Terkait dengan masalah pelaksanaan BOPB yang sedang ramai diperbincangkan, ada baiknya kita tinjau kembali secara filosofis sistem BOPB. Diawali dengan UI yang membutuhkan dana, maka berbagai opsi ditawarkan seperti menaikkan biaya sesuai student unit cost, subsidi silang atau menaikkan uang semesteran sebesar Rp 300,000 agar UI tetap survive. Seperti yang telah dijelaskan Jahen dibawah, bahwa BOPB merupakan 1st degree of price discrimination atau perfect full price discrimination. Dengan adanya sistem ini maka akan terjadi kenaikan pembayaran bagi sebagian besar orang.

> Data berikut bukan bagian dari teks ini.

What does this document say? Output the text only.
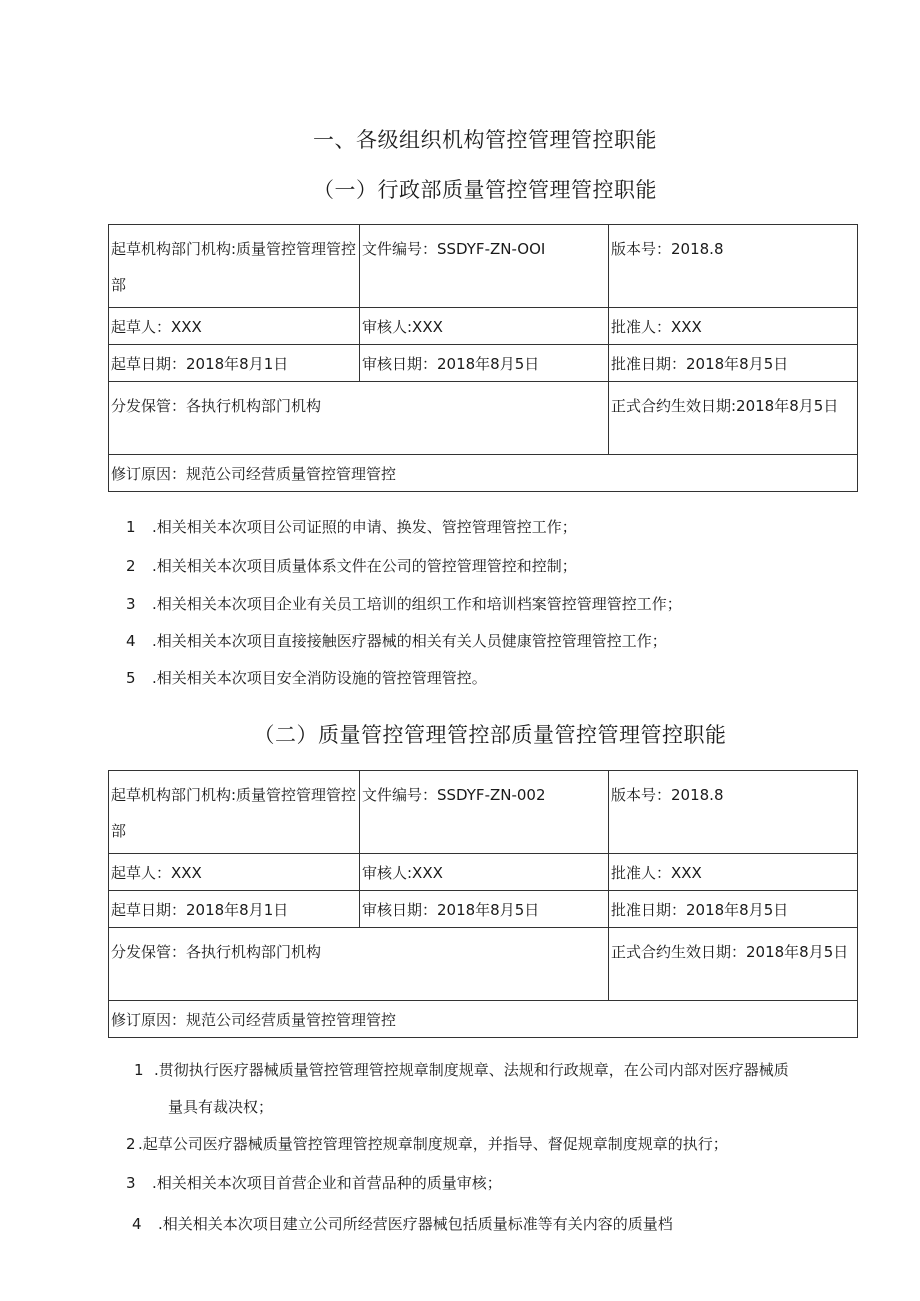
一、各级组织机构管控管理管控职能
（一）行政部质量管控管理管控职能
起草机构部门机构:质量管控管理管控部	文件编号：SSDYF-ZN-OOI	版本号：2018.8
起草人：XXX	审核人:XXX	批准人：XXX
起草日期：2018年8月1日	审核日期：2018年8月5日	批准日期：2018年8月5日
分发保管：各执行机构部门机构		正式合约生效日期:2018年8月5日
修订原因：规范公司经营质量管控管理管控		
1 .相关相关本次项目公司证照的申请、换发、管控管理管控工作；
2 .相关相关本次项目质量体系文件在公司的管控管理管控和控制；
3 .相关相关本次项目企业有关员工培训的组织工作和培训档案管控管理管控工作；
4 .相关相关本次项目直接接触医疗器械的相关有关人员健康管控管理管控工作；
5 .相关相关本次项目安全消防设施的管控管理管控。
（二）质量管控管理管控部质量管控管理管控职能
起草机构部门机构:质量管控管理管控部	文件编号：SSDYF-ZN-002	版本号：2018.8
起草人：XXX	审核人:XXX	批准人：XXX
起草日期：2018年8月1日	审核日期：2018年8月5日	批准日期：2018年8月5日
分发保管：各执行机构部门机构		正式合约生效日期：2018年8月5日
修订原因：规范公司经营质量管控管理管控		
1 .贯彻执行医疗器械质量管控管理管控规章制度规章、法规和行政规章，在公司内部对医疗器械质
量具有裁决权；
2 .起草公司医疗器械质量管控管理管控规章制度规章，并指导、督促规章制度规章的执行；
3 .相关相关本次项目首营企业和首营品种的质量审核；
4 .相关相关本次项目建立公司所经营医疗器械包括质量标准等有关内容的质量档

Secara konsep memang terlihat ‘adil’ bagi keuangan mahasiswa, namun yang terjadi saat ini adalah bukti kelemahan system ini yaitu kecurangan. Jika kita tinjau kembali, justru BOPB ini merupakan sebuah manifesto ketidakadilan bagi golongan menengah dan kaya. Mengapa demikian? Indonesia menggunakan sistem pajak progresif yang digunakan untuk didistribusikan kembali. Distribusi tersebut memiliki tujuan untuk pemerataan pendapatan atau untuk hal lain termasuk pendidikan. Artinya, dengan system BOPB ini maka golongan kaya akan ‘dimiskinkan’ dua kali.

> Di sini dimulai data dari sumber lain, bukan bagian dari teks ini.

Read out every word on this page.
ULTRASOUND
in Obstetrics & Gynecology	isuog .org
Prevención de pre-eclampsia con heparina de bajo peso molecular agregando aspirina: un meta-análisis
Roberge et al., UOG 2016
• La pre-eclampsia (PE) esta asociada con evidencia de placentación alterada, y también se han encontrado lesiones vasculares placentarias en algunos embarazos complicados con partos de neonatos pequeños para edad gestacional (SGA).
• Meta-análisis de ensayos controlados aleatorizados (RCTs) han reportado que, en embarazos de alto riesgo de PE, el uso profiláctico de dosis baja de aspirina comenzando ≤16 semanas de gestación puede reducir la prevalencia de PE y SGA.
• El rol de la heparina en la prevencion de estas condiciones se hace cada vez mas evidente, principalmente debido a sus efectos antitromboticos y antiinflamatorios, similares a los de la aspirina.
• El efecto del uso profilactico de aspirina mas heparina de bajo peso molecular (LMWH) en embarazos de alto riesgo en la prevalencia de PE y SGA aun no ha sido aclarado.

Mungkin bagi golongan kaya hal ini tidak begitu bermasalah, namun coba bayangkan apa yang terjadi dengan golongan menengah. Coba kalkulasi antara pajak yang dibayarkan selama enam bulan dan kenaikan bayaran per semester (untuk golongan menengah rata-rata Rp 3,000,000) lalu bandingkan dengan tunjangan yang ia dapatkan dari pemerintah jika ia seorang PNS. Is it fair for the middle class? Belum lagi masalah akuntabilitas rektorat dalam penentuan besaran kebutuhan dan pendapatan. Selain itu kita harus menerima konsekuensi subsidi silang ini dengan penurunan kualitas mahasiswa UI. Tahun ini merupakan tahun dengan tingkat Drop Out tertinggi. Tidak perlu saya sebutkan alasannya.
Mahasiswa diberikan fasilitas yang sama satu dengan yang lainnya. Dengan system BOPB ini, siapa yang akan menjadi free rider? Oleh karena itu akan lebih baik jika kita kembali ke system pembayaran semula yaitu system flat yang sulit untuk dicurangi. Lagipula Gumilar pernah berkata “Hanya dengan menaikkan bayaran sebesar Rp 300,000 UI dapat tetap survive..” Sehingga tidak terlalu memberatkan golongan menengah dan lebih ‘adil’ bagi golongan kaya.
Mungkin selanjutnya akan timbul masalah baru seperti orang-orang yang tetap tidak mampu membayar. Mereka tetap harus mendapatkan keringanan melalui berbagai cara yaitu dengan dimotivasi atau bekerja sama dengan pihak-pihak pemberi beasiswa, kerja/magang di salah satu instansi kampus, ataupun pure mendapat keringanan jika benar-benar tidak mampu. Masih banyak ladang-ladang uang bagi UI yang belum dimaksimalkan. Sesuai dengan UU BHP yang mengizinkan pihak universitas mencari uang sendiri dengan mendirikan perusahaan-perusahaan sendiri seperti PT Daya Makara. Selanjutnya tinggal bagaimana manajemen perusahaan tersebut agar dapat dimanfaatkan secara maksimal.
Jangan sampai dengan meningkatnya kebutuhan uang, UI menjadi mengabaikan kualitas dan membuat siswa-siswi pintar tapi tidak mampu menjadi takut untuk masuk UI. Biar bagaimanapun mereka tetap harus mendapatkan pendidikan yang layak tanpa harus dibebani masalah biaya.